Find all complex triples $(x, y, z) $such that the following matrix is diagonalizable
$A = \begin{bmatrix}1&x&y \\ 0&2 & z \\0&0&1\end{bmatrix}$
my attempts : matrix A is an upper triangular matrix. so the the eigenvalues of A are diagonal entries $1,2,1$
This implies that $A$ is diagonalizable.
Case 1: if $x=y= z= 0$
case 2 : if $x\neq y \neq z \neq 0$
Now Im confused that How can i find all complex triples $(x, y, z) $such that the following matrix is diagonalizable
On
Guide:
The eigenvalues are $1$ and $2$.
We want the algebraic multiplicity to be equal to the geometric multiplicity for each eigenvalue. Hence for eigenvalue $1$, we have to make sure the geometric multiplicity is $2$.
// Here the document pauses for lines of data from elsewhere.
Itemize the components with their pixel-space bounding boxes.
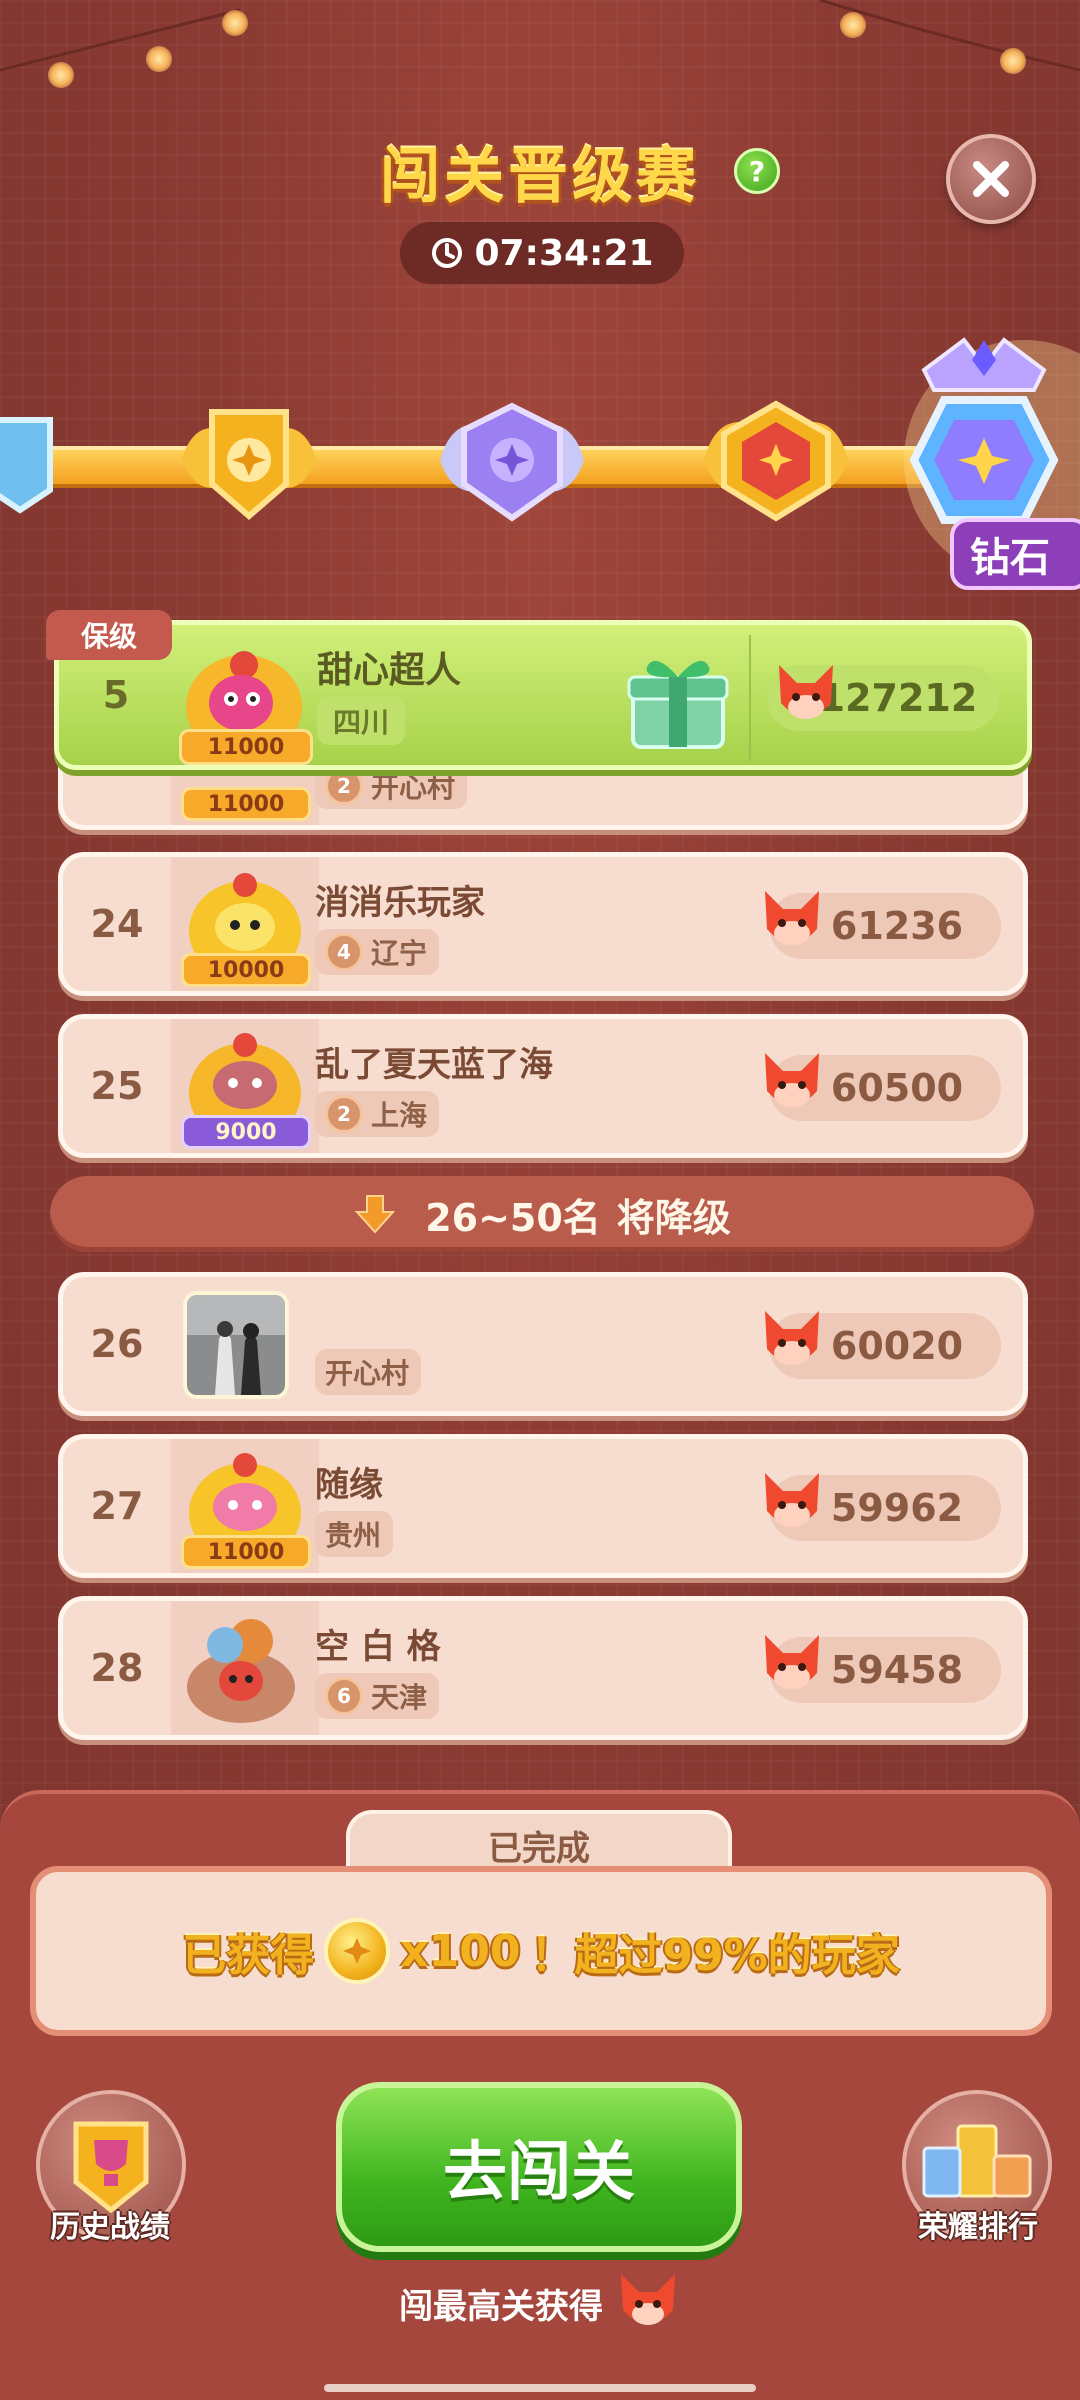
leaderboard-row[interactable]: 27 11000 随缘 贵州 59962	[58, 1434, 1028, 1578]
fox-icon	[765, 1311, 819, 1365]
fox-icon	[621, 2274, 675, 2325]
rank-number: 27	[90, 1484, 144, 1528]
fox-icon	[765, 1635, 819, 1689]
reward-suffix: ！超过99%的玩家	[530, 1930, 900, 1981]
region-text: 开心村	[371, 771, 456, 804]
rank-number: 26	[90, 1322, 144, 1366]
region-text: 天津	[371, 1681, 428, 1714]
question-icon[interactable]: ?	[734, 148, 780, 194]
reward-prefix: 已获得	[182, 1930, 315, 1981]
level-badge: 4	[325, 933, 363, 971]
score-value: 61236	[830, 904, 964, 948]
string-lights	[0, 0, 1080, 90]
timer-text: 07:34:21	[474, 232, 654, 274]
honor-ranking-label[interactable]: 荣耀排行	[868, 2202, 1080, 2246]
avatar-score-badge: 11000	[179, 729, 313, 765]
score-value: 59962	[830, 1486, 964, 1530]
region-tag: 4 辽宁	[315, 929, 440, 975]
close-button[interactable]	[946, 134, 1036, 224]
red-tier-badge-icon	[704, 400, 848, 522]
leaderboard-row[interactable]: 26 开心村 60020	[58, 1272, 1028, 1416]
close-icon	[973, 161, 1009, 197]
region-text: 辽宁	[371, 937, 428, 970]
fox-icon	[765, 891, 819, 945]
fox-icon	[765, 1053, 819, 1107]
rank-number: 24	[90, 902, 144, 946]
player-name: 甜心超人	[317, 650, 462, 691]
avatar	[171, 1601, 319, 1735]
level-badge: 2	[325, 767, 363, 805]
my-rank-row[interactable]: 5 11000 甜心超人 四川 127212	[54, 620, 1032, 770]
photo-avatar-icon	[187, 1295, 285, 1395]
arrow-down-icon	[354, 1195, 396, 1234]
tier-label-text: 钻石	[970, 535, 1050, 581]
level-badge: 2	[325, 1095, 363, 1133]
reward-box: 已获得 x100 ！超过99%的玩家	[30, 1866, 1052, 2036]
rank-number: 25	[90, 1064, 144, 1108]
gift-icon[interactable]	[625, 651, 731, 751]
region-text: 贵州	[325, 1519, 382, 1552]
region-text: 开心村	[325, 1357, 410, 1390]
history-label[interactable]: 历史战绩	[0, 2202, 220, 2246]
player-name: 乱了夏天蓝了海	[315, 1045, 553, 1085]
fox-icon	[765, 1473, 819, 1527]
row-divider	[749, 635, 751, 761]
go-play-button[interactable]: 去闯关	[336, 2082, 742, 2252]
fox-icon	[779, 665, 833, 719]
purple-tier-badge-icon	[440, 402, 584, 522]
avatar-character-icon	[187, 1619, 295, 1723]
leaderboard-row[interactable]: 24 10000 消消乐玩家 4 辽宁 61236	[58, 852, 1028, 996]
home-indicator[interactable]	[324, 2384, 756, 2392]
tier-badge-partial-icon	[0, 417, 53, 514]
score-value: 127212	[818, 676, 978, 720]
region-text: 四川	[333, 706, 390, 739]
keep-tier-tag: 保级	[46, 610, 172, 660]
avatar-score-badge: 9000	[181, 1115, 311, 1149]
gold-tier-badge-icon	[182, 409, 316, 520]
score-value: 59458	[830, 1648, 964, 1692]
reward-amount: x100	[400, 1925, 521, 1977]
avatar-score-badge: 10000	[181, 953, 311, 987]
region-tag: 2 上海	[315, 1091, 440, 1137]
demotion-banner: 26~50名 将降级	[50, 1176, 1034, 1252]
page-title: 闯关晋级赛	[380, 142, 700, 212]
region-text: 上海	[371, 1099, 428, 1132]
region-tag: 6 天津	[315, 1673, 440, 1719]
avatar	[183, 1291, 289, 1399]
rank-number: 28	[90, 1646, 144, 1690]
leaderboard-row[interactable]: 25 9000 乱了夏天蓝了海 2 上海 60500	[58, 1014, 1028, 1158]
score-value: 60020	[830, 1324, 964, 1368]
avatar-score-badge: 11000	[181, 1535, 311, 1569]
region-tag: 四川	[317, 697, 406, 745]
region-tag: 开心村	[315, 1349, 422, 1395]
countdown-timer: 07:34:21	[400, 222, 684, 284]
region-tag: 贵州	[315, 1511, 394, 1557]
player-name: 消消乐玩家	[315, 883, 485, 923]
score-value: 60500	[830, 1066, 964, 1110]
go-subtitle: 闯最高关获得	[0, 2270, 1080, 2336]
coin-icon	[324, 1918, 391, 1984]
avatar-score-badge: 11000	[181, 787, 311, 821]
player-name: 随缘	[315, 1465, 383, 1505]
demotion-range: 26~50名	[425, 1195, 601, 1240]
demotion-text: 将降级	[616, 1195, 731, 1240]
go-subtitle-text: 闯最高关获得	[399, 2286, 603, 2327]
leaderboard-row[interactable]: 28 空 白 格 6 天津 59458	[58, 1596, 1028, 1740]
level-badge: 6	[325, 1677, 363, 1715]
reward-message: 已获得 x100 ！超过99%的玩家	[36, 1872, 1046, 2030]
diamond-tier-label: 钻石	[950, 518, 1080, 590]
clock-icon	[432, 238, 463, 268]
player-name: 空 白 格	[315, 1627, 441, 1667]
Make sure $A-1\cdot I=A-I$ has nullity $2$.
On
As you say, the eigenvalues are 1, 2, and 1. For $A$ to be diagonalizable, it must be the case that the $\lambda = 2$ eigenspace has dimension 1 and the $\lambda = 1$ eigenspace has dimension 2. Let’s find the eigenvectors with eigenvalue 1. $Av =\lambda v$ becomes $$ \begin{bmatrix} v_1 + v_2 x + v_3 y \\ 2 v_2 + v_3 z \\ v_3 \end{bmatrix} = \lambda \begin{bmatrix} v_1 \\ v_2 \\ v_3 \end{bmatrix}. $$ If $\lambda = 1$, this implies no restriction on $v_1$ (accounting for one dimension of the $\lambda= 1$ eigenspace) and the relation $$ \begin{bmatrix} x & y \\ 1 & z \end{bmatrix} \begin{bmatrix} v_2 \\ v_3 \end{bmatrix} = \begin{bmatrix} 0 \\ 0 \end{bmatrix} $$ among $v_2, v_3$. The latter matrix must have a one-dimensional kernel to account for the other dimension of the $\lambda = 1$ eigenspace. By the rank-nullity theorem, this implies a one-dimensional image (or column space). That linear dependence among the columns implies $x = a y$ and $1 = az$ for some $a$. Solving, we get $a = 1/z$, hence $x = y / z$, or $xz = y$.
On
This is equivalent to the fact that $$ A-I_3 = \begin{bmatrix} 0 &x&y \\ 0&1 & z \\ 0&0&0 \end{bmatrix} $$ is such that $dim(ker(A-I_3))=2$ which is, in turn, equivalent to $$ dim(Im(A-I_3))=1 $$ and the fact that the two columns $$ \begin{bmatrix} x&y \\ 1 & z \\ 0&0 \end{bmatrix} $$ are proportional. You finally find $$ xz=y $$
Diagonalizable means the minimal polynomial is squarefree. The full characteristic polynomial is $(\lambda - 1)^2 (\lambda - 2).$
Diagonalizable if and only if $$ (A - I)(A - 2I) = 0. $$ This gives a restriction on the triple $x,y,z.$ And, when we do have $y = xz,$ we have $$ \left( \begin{array}{ccc} 1&-x&-xz \\ 0&1&z \\ 0&0&1 \\ \end{array} \right) \left( \begin{array}{ccc} 1&x&xz \\ 0&2&z \\ 0&0&1 \\ \end{array} \right) \left( \begin{array}{ccc} 1&x&0 \\ 0&1&-z \\ 0&0&1 \\ \end{array} \right) = \left( \begin{array}{ccc} 1&0&0 \\ 0&2&0 \\ 0&0&1 \\ \end{array} \right) $$
On the other hand, if $y = xz + t$ with $t \neq 0$ we have $$ \frac{1}{t} \left( \begin{array}{ccc} 0&t&zt \\ 1&-x&-xz \\ 0&0&t \\ \end{array} \right) \left( \begin{array}{ccc} 1&x&xz +t \\ 0&2&z \\ 0&0&1 \\ \end{array} \right) \left( \begin{array}{ccc} x&t&0 \\ 1&0&-z \\ 0&0&1 \\ \end{array} \right) = \left( \begin{array}{ccc} 2&0&0 \\ 0&1&1 \\ 0&0&1 \\ \end{array} \right) $$